Le personnage séduit d’abord par sa vulnérabilité : condamné à vivre avec sa mère chez son oncle car ils sont sans le sou, il rêve de devenir violoniste, s’intéresse au socialisme… Il est également touchant alors qu’il se laisse approcher par un docker qui fantasme sur son côté minet et se propose de l’initier aux plaisirs gays. Sa belle peau, ses yeux intenses et profonds, son corps frêle et aussi ses petites fesses sublimées dans un plan qui avait tout pour devenir culte : on a là en face de soi un portrait de garçon en fin d’adolescence complètement fantasmatique. La liaison entre un trentenaire et un mineur est sulfureuse et réserve son lot de surprises.

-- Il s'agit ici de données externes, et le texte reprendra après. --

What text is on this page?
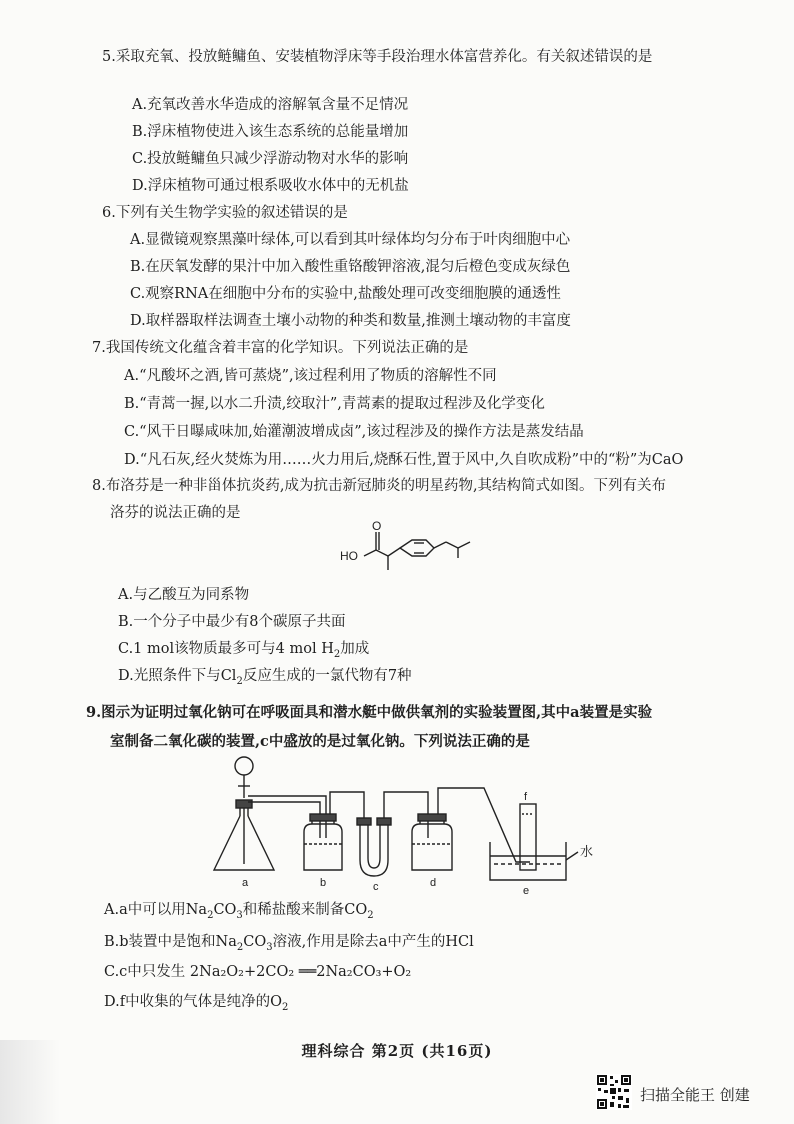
5.采取充氧、投放鲢鳙鱼、安装植物浮床等手段治理水体富营养化。有关叙述错误的是
A.充氧改善水华造成的溶解氧含量不足情况
B.浮床植物使进入该生态系统的总能量增加
C.投放鲢鳙鱼只减少浮游动物对水华的影响
D.浮床植物可通过根系吸收水体中的无机盐
6.下列有关生物学实验的叙述错误的是
A.显微镜观察黑藻叶绿体,可以看到其叶绿体均匀分布于叶肉细胞中心
B.在厌氧发酵的果汁中加入酸性重铬酸钾溶液,混匀后橙色变成灰绿色
C.观察RNA在细胞中分布的实验中,盐酸处理可改变细胞膜的通透性
D.取样器取样法调查土壤小动物的种类和数量,推测土壤动物的丰富度
7.我国传统文化蕴含着丰富的化学知识。下列说法正确的是
A.“凡酸坏之酒,皆可蒸烧”,该过程利用了物质的溶解性不同
B.“青蒿一握,以水二升渍,绞取汁”,青蒿素的提取过程涉及化学变化
C.“风干日曝咸味加,始灌潮波增成卤”,该过程涉及的操作方法是蒸发结晶
D.“凡石灰,经火焚炼为用……火力用后,烧酥石性,置于风中,久自吹成粉”中的“粉”为CaO
8.布洛芬是一种非甾体抗炎药,成为抗击新冠肺炎的明星药物,其结构简式如图。下列有关布
洛芬的说法正确的是
HO
O
A.与乙酸互为同系物
B.一个分子中最少有8个碳原子共面
C.1 mol该物质最多可与4 mol $H_2$加成
D.光照条件下与$Cl_2$反应生成的一氯代物有7种
9.图示为证明过氧化钠可在呼吸面具和潜水艇中做供氧剂的实验装置图,其中a装置是实验
室制备二氧化碳的装置,c中盛放的是过氧化钠。下列说法正确的是
a	b	c	d
e
f
水
A.a中可以用$Na_2CO_3$和稀盐酸来制备$CO_2$
B.b装置中是饱和$Na_2CO_3$溶液,作用是除去a中产生的HCl
C.c中只发生 2Na₂O₂+2CO₂ ══2Na₂CO₃+O₂
D.f中收集的气体是纯净的$O_2$
理科综合 第2页 (共16页)
扫描全能王 创建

Mais cette douce jeunesse que le docker pense pouvoir croquer et dominer va peu à peu reprendre ses droits. Ernesto n’est pas un garçon naïf, fragile, manquant d’assurance. Il aime avoir le contrôle des choses. Ainsi propose-t-il rapidement d’être actif à son tour. Ce que lui refusera son amant et il le paiera cher !  Car Ernesto est conscient de ses charmes et voit bien que le docker tombe amoureux de lui, qu’il le tient. Et il impose ainsi sa domination lors d’une scène étonnante où il saisit une cravache !

Si ce portrait d’ado fascine tant c’est sans doute pour l’ambivalence, l’ambiguïté de son personnage. Un garçon beau, de plus en plus insaisissable et imprévisible. Ernesto apprend, gagne de plus en plus en assurance et se révèle impitoyable. On le voit reproduire des gestes similaires qu’avaient avec lui le docker auprès du plus jeune Ilio. L’ancienne proie devient à son tour initiateur.

Le personnage est parfois vraiment cruel (le personnage du docker nous brise le coeur) mais le scénario est assez malin pour jouer sur l’équilibre entre ce qu’il a de bon et de mauvais. Même si on voit qu’il est manipulateur et filou, Ernesto est touchant, a bien des sentiments, un lien fort avec sa mère, une peur quelque part d’être rejeté de la société. S’il aime jouer à l’adulte cynique, il y a encore en lui par moments un petit garçon qui a très peur.

Filmé du début à la fin avec une folle sensualité, Martin Halm marque ici à jamais les esprits dans la peau de ce personnage singulier, mi-ange mi-démon.